The results of the Actor and the first sequence of the Critic are passed together to the second sequence of the Critic.

Hyperparameters

For all three kinds of adding noise, I used the same architecture and hyperparameters, except for the method-specific ones.

       state_size: 33
      action_size: 4
      random_seed: 0
       noise_type: normal
      learn_every: 16
          n_learn: 16
      alpha_actor: 0.001
     alpha_critic: 0.001
       batch_size: 256
      buffer_size: 1000000
            gamma: 0.99
              tau: 0.001
 desired_distance: 0.7
           scalar: 0.05
     scalar_decay: 0.99
    normal_scalar: 0.25

Results

All three methods solved the environment.

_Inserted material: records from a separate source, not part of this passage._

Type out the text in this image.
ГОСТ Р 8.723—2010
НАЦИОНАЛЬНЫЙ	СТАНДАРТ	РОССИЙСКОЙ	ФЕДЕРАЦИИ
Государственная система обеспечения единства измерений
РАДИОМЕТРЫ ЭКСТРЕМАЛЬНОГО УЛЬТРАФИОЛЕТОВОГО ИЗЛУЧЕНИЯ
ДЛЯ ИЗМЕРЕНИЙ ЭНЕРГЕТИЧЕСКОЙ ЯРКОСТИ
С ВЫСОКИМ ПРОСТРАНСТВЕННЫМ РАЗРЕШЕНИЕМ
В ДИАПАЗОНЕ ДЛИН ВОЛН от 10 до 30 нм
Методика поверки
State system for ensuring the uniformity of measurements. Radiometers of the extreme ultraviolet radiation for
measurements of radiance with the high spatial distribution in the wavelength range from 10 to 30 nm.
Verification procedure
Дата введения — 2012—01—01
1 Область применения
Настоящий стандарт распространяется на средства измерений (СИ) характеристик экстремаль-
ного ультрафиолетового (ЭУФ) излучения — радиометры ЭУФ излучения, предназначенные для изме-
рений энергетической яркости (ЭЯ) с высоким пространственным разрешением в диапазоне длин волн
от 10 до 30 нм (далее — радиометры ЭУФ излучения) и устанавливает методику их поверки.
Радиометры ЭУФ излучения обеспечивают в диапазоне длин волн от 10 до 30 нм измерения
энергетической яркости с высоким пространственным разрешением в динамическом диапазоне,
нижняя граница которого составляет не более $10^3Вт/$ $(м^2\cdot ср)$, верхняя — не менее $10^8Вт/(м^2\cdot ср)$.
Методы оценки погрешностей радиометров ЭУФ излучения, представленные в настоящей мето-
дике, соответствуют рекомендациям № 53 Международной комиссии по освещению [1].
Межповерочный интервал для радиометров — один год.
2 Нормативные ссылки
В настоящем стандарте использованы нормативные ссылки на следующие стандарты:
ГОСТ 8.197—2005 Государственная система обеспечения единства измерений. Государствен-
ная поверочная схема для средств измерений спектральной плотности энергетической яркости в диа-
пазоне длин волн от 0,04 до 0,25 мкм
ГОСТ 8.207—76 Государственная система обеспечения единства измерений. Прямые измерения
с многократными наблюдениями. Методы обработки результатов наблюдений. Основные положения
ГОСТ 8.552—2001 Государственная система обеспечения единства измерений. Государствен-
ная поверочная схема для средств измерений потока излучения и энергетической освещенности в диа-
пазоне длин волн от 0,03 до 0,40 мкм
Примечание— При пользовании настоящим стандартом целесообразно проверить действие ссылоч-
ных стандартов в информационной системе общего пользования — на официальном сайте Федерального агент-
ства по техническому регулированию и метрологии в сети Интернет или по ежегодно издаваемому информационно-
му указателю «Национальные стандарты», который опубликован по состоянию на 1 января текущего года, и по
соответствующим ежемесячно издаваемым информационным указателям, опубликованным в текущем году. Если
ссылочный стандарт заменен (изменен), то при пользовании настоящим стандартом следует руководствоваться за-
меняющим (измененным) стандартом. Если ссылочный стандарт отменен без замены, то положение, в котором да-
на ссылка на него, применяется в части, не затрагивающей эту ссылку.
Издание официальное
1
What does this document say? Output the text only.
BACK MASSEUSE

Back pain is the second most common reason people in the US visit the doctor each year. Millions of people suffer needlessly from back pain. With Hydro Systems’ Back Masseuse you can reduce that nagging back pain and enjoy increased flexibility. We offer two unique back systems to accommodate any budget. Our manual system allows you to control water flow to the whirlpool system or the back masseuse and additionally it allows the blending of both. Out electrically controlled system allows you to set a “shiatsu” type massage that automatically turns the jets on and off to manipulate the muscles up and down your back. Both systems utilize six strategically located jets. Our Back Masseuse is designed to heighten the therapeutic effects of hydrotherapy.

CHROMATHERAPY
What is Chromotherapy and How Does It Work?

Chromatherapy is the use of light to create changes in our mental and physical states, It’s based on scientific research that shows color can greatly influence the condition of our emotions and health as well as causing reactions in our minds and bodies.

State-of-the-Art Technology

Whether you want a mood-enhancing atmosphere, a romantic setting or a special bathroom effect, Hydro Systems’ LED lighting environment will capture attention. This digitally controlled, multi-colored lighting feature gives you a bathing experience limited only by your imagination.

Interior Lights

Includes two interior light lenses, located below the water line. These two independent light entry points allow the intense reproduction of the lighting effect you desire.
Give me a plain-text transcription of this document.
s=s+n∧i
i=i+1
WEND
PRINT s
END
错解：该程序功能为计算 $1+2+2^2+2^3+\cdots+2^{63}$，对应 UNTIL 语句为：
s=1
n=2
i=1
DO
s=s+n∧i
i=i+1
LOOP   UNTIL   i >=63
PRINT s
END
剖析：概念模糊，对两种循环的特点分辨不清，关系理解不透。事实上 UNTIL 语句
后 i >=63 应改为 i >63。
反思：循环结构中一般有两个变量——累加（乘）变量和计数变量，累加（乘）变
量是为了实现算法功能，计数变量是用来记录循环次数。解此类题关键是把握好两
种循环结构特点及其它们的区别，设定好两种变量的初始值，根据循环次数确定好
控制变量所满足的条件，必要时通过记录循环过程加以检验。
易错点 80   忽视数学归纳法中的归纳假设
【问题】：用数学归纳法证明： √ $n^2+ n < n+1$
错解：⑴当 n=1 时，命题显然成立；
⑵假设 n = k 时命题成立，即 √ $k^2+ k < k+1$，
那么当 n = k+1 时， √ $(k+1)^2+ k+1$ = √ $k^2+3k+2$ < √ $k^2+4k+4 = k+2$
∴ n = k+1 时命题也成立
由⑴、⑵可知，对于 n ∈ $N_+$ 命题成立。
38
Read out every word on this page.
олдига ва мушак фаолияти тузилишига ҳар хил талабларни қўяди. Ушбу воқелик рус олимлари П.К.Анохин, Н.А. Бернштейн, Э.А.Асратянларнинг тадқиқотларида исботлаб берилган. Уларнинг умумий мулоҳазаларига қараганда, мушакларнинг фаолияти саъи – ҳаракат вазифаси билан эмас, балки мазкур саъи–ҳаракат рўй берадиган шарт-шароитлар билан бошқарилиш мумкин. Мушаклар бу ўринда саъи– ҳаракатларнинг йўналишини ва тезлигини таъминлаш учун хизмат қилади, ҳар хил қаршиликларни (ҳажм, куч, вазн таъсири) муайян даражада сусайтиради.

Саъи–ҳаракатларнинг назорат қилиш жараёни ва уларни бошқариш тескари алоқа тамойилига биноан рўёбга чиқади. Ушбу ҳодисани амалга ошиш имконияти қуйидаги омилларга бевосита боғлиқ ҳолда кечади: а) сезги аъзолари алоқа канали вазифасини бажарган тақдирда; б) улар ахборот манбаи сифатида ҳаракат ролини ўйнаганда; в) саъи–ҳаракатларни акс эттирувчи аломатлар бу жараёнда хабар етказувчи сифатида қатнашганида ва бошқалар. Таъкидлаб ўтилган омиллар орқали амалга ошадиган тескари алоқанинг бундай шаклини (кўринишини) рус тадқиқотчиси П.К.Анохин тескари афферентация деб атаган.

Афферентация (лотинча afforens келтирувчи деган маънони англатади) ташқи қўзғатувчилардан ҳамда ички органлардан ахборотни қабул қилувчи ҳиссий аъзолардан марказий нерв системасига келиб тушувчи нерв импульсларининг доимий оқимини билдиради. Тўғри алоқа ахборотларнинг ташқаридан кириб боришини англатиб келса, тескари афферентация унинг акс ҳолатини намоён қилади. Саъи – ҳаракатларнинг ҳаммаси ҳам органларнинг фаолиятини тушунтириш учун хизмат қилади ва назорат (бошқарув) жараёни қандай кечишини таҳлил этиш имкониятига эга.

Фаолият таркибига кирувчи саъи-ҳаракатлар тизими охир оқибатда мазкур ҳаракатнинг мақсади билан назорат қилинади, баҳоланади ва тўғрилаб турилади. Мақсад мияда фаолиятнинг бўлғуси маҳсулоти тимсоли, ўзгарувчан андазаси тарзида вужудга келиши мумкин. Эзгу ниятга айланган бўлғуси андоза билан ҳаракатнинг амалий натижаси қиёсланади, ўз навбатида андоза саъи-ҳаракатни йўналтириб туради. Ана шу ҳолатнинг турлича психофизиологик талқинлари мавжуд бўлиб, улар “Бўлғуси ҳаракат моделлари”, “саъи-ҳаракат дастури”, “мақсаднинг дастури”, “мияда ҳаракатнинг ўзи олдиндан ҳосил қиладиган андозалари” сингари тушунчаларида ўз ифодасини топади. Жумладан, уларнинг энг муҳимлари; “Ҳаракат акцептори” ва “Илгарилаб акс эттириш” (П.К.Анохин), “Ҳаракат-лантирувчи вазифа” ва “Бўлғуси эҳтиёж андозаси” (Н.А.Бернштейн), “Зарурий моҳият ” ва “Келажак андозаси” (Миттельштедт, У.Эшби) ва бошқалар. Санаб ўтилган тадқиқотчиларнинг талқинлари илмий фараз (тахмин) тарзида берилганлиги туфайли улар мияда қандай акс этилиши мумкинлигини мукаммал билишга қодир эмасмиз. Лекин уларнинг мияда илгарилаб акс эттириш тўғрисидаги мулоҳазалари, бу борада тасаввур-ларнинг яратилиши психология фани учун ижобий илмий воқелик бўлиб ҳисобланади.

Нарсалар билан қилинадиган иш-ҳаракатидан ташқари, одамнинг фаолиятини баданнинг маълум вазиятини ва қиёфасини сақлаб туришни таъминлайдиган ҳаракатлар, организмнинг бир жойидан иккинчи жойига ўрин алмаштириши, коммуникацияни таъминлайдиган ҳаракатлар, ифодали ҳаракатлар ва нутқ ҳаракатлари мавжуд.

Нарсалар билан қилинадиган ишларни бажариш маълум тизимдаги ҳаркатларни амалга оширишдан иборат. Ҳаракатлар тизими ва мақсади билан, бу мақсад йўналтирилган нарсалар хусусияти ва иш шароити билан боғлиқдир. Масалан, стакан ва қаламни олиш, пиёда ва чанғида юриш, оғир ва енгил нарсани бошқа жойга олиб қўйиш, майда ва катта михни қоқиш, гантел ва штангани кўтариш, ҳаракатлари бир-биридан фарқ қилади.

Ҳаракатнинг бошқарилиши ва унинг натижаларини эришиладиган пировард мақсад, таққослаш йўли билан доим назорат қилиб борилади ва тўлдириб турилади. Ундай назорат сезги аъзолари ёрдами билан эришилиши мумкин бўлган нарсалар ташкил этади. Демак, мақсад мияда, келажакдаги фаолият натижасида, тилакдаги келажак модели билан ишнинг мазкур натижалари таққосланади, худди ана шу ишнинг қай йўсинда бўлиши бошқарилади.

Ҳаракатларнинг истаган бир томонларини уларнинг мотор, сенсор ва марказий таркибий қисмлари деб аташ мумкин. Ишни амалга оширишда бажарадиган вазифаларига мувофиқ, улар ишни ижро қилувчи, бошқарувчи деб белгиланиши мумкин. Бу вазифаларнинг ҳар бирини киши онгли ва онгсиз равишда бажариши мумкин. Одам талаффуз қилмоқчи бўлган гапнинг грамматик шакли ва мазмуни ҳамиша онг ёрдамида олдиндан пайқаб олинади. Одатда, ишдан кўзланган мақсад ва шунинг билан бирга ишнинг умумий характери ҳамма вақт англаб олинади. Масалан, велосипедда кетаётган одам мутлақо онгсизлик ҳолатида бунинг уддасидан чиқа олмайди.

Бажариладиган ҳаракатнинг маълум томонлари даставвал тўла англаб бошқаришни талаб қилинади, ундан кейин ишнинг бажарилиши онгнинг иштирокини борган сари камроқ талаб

Ornstein-Uhlenbeck Process Noise

reaches a score of score mean of 30 after 46 episodes and stayed after 48 episodes above this value. I think it is a good result.

Normal Noise

reaches a score of score mean of 30 after 43 episodes and stayed after 45 episodes above this value. I think it is a good result too and very similar to the first one.

Adaptive Parameter Noise

reaches a score of score mean of 30 after 24 episodes and stayed above this value. For me, it is an impressive result. The learning curve shows how quickly the agent learns with this method.

Comparison

The direct comparison shows, that ou-noise (blue) and normal noise (orange) get good and very similar results. The adaptive parameter noise (green) gets a better - not to say impressive - result.

More Details

I wrote an article on this subject on medium.com

Future Enhancements

One could try other algorithms like A3C. And one could try to optimize the hyperparameters further. In addition a prioritized experience replay could be used for the replay buffer and would eventually improve the performance.